Notification Requirements Where a Data Breach is likely to result in serious harm, MediRecords will notify affected individuals and relevant regulatory authorities as soon as reasonably practical in accordance with the Privacy Act 1988 (Cth) and the Notifiable Data Breaches (NDB) scheme.

7. Information Collected through Technology

MediRecords uses cookies, web beacons, and other technologies to improve experience on our website and services. These technologies help us understand website usage and engagement. You can disable cookies in your web browser, but this may affect usability. We use third-party services like Google Analytics and Google AdWords, which may transfer information outside of Australia, the EU, and the USA.

8. Quality of Data, Access, Correction and Complaints

Our products and services allow customers and individuals to access and correct their information to ensure it remains accurate. You may request access to, or correction of your personal information held by MediRecords by contacting us. We aim to respond to such requests within 30 days.

If you have complaints about our handling of your personal information, you may contact us using the provided details. If you are dissatisfied with our response, you can contact the Office of the Australian Information Commissioner (OAIC) or the relevant data protection authority in the EU or the USA.
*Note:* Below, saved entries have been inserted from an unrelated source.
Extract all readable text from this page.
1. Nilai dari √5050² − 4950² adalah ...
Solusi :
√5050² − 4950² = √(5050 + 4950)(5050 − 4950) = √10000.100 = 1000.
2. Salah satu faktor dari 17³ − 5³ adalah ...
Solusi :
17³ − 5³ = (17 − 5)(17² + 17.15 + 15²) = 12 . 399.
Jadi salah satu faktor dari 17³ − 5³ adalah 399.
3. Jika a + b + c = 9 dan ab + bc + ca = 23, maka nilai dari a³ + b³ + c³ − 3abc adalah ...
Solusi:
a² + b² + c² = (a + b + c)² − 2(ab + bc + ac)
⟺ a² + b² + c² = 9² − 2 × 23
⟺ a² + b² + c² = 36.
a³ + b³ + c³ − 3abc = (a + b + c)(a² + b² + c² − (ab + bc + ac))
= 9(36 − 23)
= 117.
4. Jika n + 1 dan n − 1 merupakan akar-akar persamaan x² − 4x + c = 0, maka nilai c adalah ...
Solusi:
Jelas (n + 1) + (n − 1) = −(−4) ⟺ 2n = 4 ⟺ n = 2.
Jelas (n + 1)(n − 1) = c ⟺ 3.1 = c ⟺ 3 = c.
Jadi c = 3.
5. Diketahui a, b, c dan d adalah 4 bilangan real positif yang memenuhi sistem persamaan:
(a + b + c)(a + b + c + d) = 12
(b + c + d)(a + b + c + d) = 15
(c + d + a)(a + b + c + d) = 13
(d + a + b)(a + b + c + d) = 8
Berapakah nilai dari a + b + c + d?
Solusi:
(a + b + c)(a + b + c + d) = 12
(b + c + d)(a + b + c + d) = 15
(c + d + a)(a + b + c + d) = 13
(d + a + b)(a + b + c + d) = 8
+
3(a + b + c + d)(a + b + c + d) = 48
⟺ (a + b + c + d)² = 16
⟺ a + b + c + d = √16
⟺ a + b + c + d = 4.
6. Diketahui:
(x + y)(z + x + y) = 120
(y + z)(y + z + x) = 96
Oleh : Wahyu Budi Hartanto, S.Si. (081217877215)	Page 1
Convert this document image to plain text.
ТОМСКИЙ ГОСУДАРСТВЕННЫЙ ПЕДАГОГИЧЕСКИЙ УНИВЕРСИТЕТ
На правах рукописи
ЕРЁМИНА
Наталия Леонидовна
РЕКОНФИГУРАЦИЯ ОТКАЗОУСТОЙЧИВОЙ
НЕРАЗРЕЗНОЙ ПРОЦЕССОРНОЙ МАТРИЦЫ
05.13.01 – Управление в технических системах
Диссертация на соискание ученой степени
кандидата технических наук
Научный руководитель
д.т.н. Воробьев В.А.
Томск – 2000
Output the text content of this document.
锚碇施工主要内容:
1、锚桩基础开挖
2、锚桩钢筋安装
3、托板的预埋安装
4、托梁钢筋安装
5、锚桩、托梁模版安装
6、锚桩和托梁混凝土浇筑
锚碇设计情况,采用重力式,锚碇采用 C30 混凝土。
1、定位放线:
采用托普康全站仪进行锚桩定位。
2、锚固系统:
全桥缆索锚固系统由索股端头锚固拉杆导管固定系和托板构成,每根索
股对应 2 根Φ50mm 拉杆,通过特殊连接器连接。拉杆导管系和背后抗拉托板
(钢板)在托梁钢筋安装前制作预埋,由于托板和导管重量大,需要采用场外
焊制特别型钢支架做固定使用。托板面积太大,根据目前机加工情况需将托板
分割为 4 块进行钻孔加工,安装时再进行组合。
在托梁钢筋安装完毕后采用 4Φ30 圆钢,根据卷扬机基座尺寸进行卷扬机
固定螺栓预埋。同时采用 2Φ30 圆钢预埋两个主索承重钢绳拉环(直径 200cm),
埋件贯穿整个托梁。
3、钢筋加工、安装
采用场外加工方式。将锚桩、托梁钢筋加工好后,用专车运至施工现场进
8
9. Automated Decision Making

MediRecords uses automated decision-making technologies, including artificial intelligence, to enhance service efficiency and user experience. Where automated decision-making is used to make decisions that may significantly affect individuals, MediRecords ensures that appropriate safeguards are in place, including the right to request human intervention.

Your Rights:

You have the right to request human review of any decision made solely by automated means that affects you significantly. To exercise this right, please contact MediRecords using the details below.

10. MediRecords Privacy Contact Information

Phone: 1300 103 903 

Email: [email protected]

Address: MediRecords Pty Limited

Level 5, 1 Elizabeth Plaza

North Sydney NSW 2060

11. Privacy Policy Changes

MediRecords may change this policy at any time. MediRecords will post any such changes online where applicable. If you disagree with any changes to the policy you can contact MediRecords using the above contact details.